First, a refresher: What exactly is perimenopause?
If you swap the “r” with the first “e” and cut out the “i,” you essentially arrive at the answer: pre-menopause. More precisely, perimenopause is “the period of time leading up to the end of your menstrual cycles,” Melissa Groves Azzaro, RDN (a.k.a. the “Hormone Dietitian”), a practitioner who specializes in women’s health issues like PCOS and perimenopause, tells SELF. While menopause occurs around age 52 on average, your body really sets the stage around eight to 10 years before that as your ovaries start to produce less of the sex hormones estrogen and progesterone.
Perimenopause symptoms tend to appear in your mid-to-late 40s but can emerge as early as your mid-30s or as late as your mid-50s. In the beginning, you might see your cycles becoming shorter. “If you were typically a 28-day cycler and regular on the dot, you might notice them coming every 26 days or every 25 days,” Azzaro says, as an example. You could also experience more pain or heavier bleeding—a little like puberty in reverse.
Then, as perimenopause advances, your cycles will become decidedly more erratic. “You’ll notice a 28-day cycle, followed by a 15-day cycle, followed by a 60-day cycle,” Azzaro says.
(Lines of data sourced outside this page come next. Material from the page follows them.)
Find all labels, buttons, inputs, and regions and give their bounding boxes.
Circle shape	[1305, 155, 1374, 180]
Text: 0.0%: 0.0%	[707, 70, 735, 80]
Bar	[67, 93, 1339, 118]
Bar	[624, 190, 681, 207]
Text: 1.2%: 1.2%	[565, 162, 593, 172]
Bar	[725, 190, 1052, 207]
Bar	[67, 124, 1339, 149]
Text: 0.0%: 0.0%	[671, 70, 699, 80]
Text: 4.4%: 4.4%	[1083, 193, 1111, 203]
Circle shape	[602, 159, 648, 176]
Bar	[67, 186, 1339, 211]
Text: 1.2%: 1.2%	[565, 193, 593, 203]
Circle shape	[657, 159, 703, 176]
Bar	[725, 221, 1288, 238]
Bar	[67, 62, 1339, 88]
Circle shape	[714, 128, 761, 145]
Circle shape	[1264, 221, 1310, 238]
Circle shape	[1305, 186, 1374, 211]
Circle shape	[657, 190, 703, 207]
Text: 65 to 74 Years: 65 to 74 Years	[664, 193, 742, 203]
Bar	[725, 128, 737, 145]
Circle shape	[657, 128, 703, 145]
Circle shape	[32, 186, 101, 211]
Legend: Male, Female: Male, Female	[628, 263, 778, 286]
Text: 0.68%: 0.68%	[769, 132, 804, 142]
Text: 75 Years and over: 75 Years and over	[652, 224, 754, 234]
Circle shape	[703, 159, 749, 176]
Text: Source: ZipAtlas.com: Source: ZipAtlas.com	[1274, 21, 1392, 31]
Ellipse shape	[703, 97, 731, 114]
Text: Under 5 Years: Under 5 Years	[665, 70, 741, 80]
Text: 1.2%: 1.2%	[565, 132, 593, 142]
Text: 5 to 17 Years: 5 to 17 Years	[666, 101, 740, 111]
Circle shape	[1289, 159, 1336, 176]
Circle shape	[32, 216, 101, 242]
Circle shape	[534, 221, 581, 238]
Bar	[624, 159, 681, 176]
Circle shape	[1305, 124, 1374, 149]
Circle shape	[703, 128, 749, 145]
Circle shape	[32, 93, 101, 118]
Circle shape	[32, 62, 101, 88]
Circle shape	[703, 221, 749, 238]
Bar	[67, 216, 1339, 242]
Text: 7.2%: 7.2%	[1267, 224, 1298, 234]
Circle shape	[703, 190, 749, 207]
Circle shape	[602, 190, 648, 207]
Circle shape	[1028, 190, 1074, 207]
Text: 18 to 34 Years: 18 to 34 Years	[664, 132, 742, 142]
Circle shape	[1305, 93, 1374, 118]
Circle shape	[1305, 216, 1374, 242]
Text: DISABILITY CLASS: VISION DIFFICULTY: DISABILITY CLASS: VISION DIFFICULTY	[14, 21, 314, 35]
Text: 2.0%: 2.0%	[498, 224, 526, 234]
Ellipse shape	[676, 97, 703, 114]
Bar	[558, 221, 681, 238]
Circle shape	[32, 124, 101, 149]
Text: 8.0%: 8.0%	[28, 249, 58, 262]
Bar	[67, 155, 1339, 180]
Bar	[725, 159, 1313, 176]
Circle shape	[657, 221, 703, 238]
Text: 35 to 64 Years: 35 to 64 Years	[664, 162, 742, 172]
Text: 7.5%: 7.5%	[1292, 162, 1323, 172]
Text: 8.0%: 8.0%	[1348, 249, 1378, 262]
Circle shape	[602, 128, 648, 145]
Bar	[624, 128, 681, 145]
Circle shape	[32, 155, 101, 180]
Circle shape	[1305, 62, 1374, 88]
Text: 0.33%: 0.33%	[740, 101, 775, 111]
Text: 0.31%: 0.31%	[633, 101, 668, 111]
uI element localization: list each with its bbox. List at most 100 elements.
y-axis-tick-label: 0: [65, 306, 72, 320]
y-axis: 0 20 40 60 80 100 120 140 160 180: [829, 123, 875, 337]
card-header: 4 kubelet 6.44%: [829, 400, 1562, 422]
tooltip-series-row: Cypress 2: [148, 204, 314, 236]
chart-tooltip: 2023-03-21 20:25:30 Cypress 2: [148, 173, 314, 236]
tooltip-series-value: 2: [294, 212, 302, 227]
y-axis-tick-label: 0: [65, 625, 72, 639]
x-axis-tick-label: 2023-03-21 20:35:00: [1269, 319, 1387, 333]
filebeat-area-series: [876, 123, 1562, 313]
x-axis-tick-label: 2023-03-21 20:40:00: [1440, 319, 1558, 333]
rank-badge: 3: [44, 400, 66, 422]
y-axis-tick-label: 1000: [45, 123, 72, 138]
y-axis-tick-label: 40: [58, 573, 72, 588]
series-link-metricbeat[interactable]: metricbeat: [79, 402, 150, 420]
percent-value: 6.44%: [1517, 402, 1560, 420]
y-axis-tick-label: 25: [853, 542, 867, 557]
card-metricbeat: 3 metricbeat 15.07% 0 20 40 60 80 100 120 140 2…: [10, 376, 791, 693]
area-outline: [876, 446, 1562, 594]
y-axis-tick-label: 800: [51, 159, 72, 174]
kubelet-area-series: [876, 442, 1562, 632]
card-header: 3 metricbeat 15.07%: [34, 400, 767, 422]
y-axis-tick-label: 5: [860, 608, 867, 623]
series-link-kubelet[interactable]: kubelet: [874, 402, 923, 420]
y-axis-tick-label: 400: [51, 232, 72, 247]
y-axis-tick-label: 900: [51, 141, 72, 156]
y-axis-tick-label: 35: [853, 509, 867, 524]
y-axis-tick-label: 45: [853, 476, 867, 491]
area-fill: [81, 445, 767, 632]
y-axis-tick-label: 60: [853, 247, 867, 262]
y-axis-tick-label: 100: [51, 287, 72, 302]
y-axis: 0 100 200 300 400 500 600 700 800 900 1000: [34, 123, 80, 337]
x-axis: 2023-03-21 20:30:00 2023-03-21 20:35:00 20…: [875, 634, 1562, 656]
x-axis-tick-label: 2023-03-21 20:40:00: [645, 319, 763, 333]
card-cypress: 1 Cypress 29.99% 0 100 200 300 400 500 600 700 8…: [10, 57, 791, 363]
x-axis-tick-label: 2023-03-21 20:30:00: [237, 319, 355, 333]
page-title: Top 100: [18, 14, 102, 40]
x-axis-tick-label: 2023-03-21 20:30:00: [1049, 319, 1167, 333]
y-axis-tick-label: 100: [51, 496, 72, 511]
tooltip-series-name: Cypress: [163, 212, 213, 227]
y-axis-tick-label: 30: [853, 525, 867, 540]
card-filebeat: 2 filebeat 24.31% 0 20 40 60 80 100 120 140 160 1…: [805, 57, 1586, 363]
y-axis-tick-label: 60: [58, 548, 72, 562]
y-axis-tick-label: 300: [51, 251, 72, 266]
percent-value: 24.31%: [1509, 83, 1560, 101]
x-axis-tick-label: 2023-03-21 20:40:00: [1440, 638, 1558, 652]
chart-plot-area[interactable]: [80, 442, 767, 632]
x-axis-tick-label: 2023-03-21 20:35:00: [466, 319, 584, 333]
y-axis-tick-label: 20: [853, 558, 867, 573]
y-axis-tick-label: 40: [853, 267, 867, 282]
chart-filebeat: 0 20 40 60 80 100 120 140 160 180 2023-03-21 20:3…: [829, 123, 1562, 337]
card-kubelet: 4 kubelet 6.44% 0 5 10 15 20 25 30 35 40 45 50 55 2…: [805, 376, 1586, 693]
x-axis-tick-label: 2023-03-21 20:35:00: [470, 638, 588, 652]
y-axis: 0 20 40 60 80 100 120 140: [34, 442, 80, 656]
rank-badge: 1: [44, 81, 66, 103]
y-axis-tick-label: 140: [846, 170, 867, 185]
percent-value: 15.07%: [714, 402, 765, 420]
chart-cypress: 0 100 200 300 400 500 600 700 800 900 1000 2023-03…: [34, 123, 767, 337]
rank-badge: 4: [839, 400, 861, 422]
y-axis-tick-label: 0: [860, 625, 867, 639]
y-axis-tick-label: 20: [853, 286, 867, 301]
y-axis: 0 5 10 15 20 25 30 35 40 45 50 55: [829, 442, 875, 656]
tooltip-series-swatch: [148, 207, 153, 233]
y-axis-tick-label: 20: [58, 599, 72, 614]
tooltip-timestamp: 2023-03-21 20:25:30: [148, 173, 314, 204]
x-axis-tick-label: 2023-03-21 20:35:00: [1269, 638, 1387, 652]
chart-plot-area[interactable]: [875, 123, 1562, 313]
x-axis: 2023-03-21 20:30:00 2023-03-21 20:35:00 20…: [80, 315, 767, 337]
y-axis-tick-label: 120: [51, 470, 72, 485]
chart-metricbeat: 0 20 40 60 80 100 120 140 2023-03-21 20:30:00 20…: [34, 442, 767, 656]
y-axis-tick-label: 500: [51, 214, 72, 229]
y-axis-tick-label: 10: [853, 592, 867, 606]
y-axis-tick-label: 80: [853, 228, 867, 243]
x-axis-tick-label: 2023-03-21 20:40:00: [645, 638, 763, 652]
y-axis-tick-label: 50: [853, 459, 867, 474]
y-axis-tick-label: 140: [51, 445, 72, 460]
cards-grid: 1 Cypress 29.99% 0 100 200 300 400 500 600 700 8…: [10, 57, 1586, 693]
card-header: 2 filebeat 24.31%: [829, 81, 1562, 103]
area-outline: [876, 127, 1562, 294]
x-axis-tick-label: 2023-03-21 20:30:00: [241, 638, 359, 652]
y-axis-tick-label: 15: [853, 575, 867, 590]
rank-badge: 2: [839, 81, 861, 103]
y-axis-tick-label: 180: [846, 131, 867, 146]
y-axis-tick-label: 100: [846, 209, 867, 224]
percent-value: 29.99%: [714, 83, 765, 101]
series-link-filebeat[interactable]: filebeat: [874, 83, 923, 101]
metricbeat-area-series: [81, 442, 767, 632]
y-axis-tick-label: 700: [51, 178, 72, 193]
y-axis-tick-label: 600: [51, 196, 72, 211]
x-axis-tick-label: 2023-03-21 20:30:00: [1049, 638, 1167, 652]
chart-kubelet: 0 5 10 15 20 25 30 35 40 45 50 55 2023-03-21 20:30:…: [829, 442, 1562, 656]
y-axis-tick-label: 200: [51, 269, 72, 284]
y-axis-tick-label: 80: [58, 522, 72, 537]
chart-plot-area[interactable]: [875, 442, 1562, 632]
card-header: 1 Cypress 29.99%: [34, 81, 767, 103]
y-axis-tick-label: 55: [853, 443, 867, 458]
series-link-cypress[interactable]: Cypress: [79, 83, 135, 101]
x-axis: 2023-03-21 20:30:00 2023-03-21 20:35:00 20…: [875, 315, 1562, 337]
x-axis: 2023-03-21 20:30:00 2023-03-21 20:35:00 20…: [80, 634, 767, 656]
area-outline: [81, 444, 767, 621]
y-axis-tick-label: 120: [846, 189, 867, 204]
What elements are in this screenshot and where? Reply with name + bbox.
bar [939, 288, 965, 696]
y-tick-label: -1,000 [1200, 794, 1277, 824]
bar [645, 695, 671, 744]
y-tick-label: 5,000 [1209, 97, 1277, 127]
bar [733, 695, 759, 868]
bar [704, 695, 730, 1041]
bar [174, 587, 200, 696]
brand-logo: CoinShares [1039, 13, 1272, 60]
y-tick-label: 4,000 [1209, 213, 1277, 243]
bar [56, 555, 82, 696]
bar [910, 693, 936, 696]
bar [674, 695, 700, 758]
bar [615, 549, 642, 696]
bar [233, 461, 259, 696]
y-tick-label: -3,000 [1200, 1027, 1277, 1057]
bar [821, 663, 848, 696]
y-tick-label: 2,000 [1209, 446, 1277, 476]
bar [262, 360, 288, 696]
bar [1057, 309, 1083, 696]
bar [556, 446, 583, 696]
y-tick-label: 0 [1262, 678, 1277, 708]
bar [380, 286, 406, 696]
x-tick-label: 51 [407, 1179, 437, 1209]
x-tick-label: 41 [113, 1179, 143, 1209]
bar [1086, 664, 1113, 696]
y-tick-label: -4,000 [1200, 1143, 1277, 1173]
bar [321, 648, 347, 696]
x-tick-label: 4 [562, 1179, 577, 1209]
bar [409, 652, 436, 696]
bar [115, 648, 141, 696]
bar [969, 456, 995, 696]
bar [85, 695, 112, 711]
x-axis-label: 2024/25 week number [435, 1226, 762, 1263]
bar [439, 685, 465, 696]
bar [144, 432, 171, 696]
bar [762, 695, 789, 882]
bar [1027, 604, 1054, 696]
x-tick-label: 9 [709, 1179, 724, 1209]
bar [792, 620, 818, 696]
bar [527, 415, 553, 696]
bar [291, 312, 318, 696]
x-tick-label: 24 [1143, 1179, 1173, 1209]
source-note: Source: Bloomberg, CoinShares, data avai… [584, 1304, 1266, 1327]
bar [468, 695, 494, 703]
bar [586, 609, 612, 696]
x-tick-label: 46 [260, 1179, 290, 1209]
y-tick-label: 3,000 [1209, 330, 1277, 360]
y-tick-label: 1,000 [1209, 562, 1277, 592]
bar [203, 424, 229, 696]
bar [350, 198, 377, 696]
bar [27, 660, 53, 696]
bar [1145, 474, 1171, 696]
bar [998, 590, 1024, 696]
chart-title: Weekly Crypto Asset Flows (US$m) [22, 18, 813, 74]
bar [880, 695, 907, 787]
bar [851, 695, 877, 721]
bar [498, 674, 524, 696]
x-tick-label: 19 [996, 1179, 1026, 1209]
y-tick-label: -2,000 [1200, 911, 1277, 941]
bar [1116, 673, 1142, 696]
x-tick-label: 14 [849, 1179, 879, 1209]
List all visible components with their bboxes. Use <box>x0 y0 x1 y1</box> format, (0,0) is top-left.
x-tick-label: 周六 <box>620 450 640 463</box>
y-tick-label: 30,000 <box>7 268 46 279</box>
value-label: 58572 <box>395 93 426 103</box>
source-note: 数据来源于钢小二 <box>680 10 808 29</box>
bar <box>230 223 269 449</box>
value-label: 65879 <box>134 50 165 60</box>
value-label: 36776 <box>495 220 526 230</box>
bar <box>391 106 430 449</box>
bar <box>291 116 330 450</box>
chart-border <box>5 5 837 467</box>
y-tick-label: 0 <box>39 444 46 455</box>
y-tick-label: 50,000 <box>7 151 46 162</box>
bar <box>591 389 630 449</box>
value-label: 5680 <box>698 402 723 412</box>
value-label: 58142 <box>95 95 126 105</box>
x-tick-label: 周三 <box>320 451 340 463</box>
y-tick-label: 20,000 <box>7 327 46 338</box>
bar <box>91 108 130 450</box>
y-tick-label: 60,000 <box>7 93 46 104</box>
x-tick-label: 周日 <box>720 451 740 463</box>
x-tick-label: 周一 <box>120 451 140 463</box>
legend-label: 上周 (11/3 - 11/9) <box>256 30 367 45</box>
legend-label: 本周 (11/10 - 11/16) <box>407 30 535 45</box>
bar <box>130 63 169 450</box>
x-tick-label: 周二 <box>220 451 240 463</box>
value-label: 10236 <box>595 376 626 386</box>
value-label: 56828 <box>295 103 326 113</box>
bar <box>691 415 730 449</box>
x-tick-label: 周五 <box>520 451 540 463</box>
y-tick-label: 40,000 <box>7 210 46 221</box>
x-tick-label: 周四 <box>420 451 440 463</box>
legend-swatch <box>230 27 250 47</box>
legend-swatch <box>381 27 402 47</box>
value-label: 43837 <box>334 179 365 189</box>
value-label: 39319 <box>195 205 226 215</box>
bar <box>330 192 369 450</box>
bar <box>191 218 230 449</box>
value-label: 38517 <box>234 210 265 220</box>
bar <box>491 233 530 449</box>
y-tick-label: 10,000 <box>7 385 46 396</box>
Ultimately, you’ll start skipping cycles entirely—“so that’s when you might go 60 days or 90 days between periods.”
How does perimenopause affect your appetite?
Remember when we said that perimenopause is regulated by fluctuating levels of estrogen and progesterone? Because estrogen naturally acts as an appetite suppressant by inhibiting hunger cues, it’s this specific hormonal shift that’s responsible for appetite changes during perimenopause, according to Dr. Pessah-Pollack.